By Bob Allen
Directors of American Baptist Home Mission Societies unanimously adopted a statement Jan. 23 recommending 10 measures aimed at combating gun violence in the United States.
The measures, approved during a two-day retreat in Atlanta, include a ban on assault weapons, requiring criminal background checks for sales at gun shows, strengthening regulations of gun dealers, required reporting of lost or stolen guns to law enforcement, and restoring firearms research funding to the Centers for Disease Control and Prevention.
“We want to provide the tools for local churches to take action,” said Clifford Johnson, president of the board that oversees the domestic mission arm of American Baptist Churches USA. “This will be a board of action.
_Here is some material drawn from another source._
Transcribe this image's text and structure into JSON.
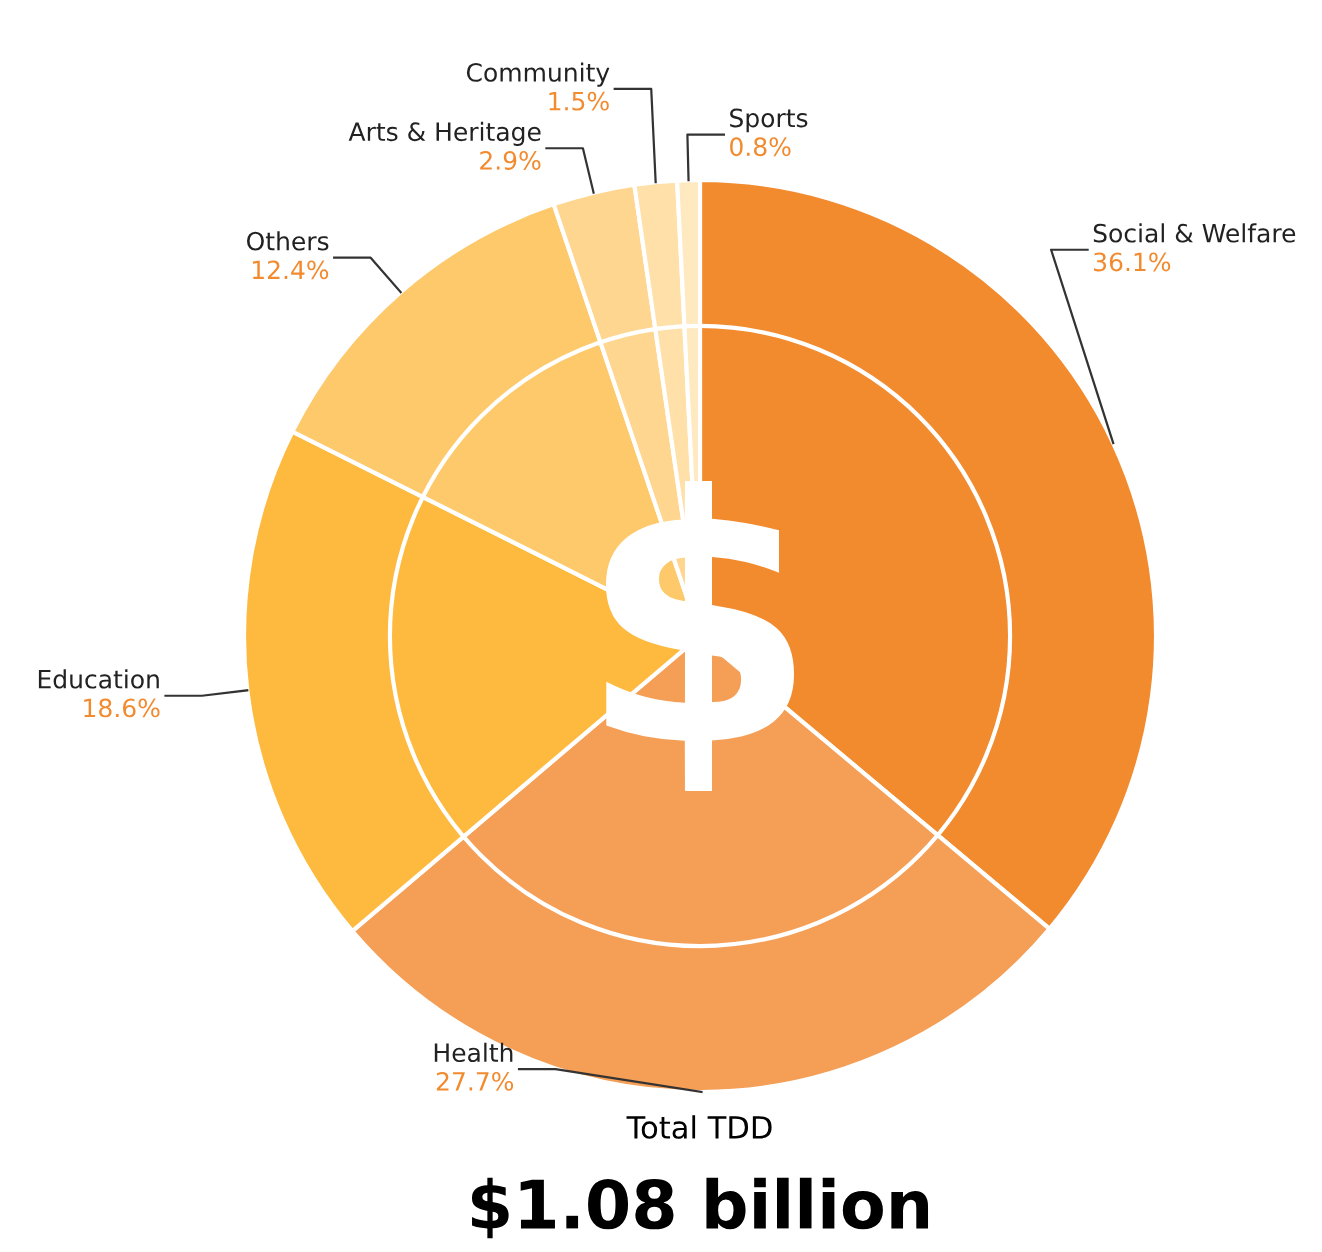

If we are to be true to our history, we have to speak out on issues like gun violence.”
The statement deplores acts including the Dec. 14, 2012, mass shooting at Sandy Hook Elementary School in Newtown, Conn., as symptoms of the “daily toll of gun violence in the United States.”
“Firearms are a part of the history and fabric of our nation,” the statement reads. “Changes in the laws governing the ownership and use of firearms must take into account this uniquely American experience and the ways in which our understanding of the right to keep and bear arms has developed over time.”
American Baptist leaders noted the Supreme Court has held that the Second Amendment to the Constitution guarantees an individual the right to “keep and bear arms,” while also making it clear that such a right is “not unlimited.”
“Nor should it be,” the statement continues. “The liberties we enjoy are often in tension with one another, and no right should be so broadly construed as to undermine the ability of the broader community to maintain order and the peace necessary for human life and flourishing.”
The statement calls specifically for:
— Decreasing the firepower available to civilians by banning assault weapons and prohibiting the sale of large capacity ammunition magazines.
— Closing gaps in the background check system including requiring criminal background checks for all sales at gun shows.
— Implementing a common-sense, comprehensive approach to help law enforcement prevent gun trafficking that will decrease the availability of illegal guns, including licensing handgun purchasers and strengthening the regulation of gun dealers.
— Strengthening record-keeping of gun transfers, and requiring the reporting of lost or stolen guns to law enforcement to ensure better accountability of guns for persons involved in the supply of guns to the illegal market.
— Increasing resources and capacity for the Bureau of Alcohol, Tobacco, Firearms and Explosives and repealing existing statutory restrictions that hamper the agency’s ability to combat illegal gun trafficking.
— Developing new technologies to help law enforcement more effectively trace crime guns and developing safety features to childproof guns.
— Encouraging local efforts to prevent and reduce gun violence.
— Urging firearms retailers to implement protocols aimed at preventing the sale of firearms to prohibited purchasers such as “straw purchases,” buying a gun for someone who is prohibited by law from owning one or does not want his or her name associated with the purchase.
— Improving the National Violent Death Reporting System and restoring firearms research funding for the Centers for Disease Control and Prevention.
— Encouraging greater societal attention to issues of mental health and illness as well as cultural issues including the pervasiveness of violence in entertainment and the media.
“Pursued together, we believe these measures will reduce gun violence while maintaining access to firearms for individuals for the purposes of self-defense, sport and hunting, and we reject the rhetoric that misleadingly portrays these goals (reduced violence and legitimate access) as incompatible,” the statement concludes.
“In the name of the Prince of Peace, we encourage our constituent congregations and the membership thereof to join us in support of these measures as we commit ourselves and the American Baptist Home Mission Societies to the patient work of reform, of taking the sensible steps necessary to reduce gun violence in our land.”
Established as the Home Mission Society in 1832 to work on America’s frontier, American Baptist Home Mission Societies now ministers across the United States and Puerto Rico through initiatives that focus on discipleship, community and justice.
From 1972 to 2010, the society operated under the name National Ministries but reclaimed its historic moniker as more descriptive of the organization’s work to those outside of American Baptist circles.
Recently American Baptist Home Mission Societies declared its mission center in King of Prussia, Pa., a “gun-free zone” and encouraged churches to consider similar efforts to “alleviate the proliferation of guns in our communities and the nature in which they are out of control in so many of our lives.”
“Too many of our children are dying,” ABHMS Executive Director Aidsand Wright-Riggins says in a video on the ministry website. “Too many of our citizens live in fear, and an eye-for-an-eye and a tooth-for-a-tooth as a result of using these weapons ultimately leaves our entire country blind and toothless.”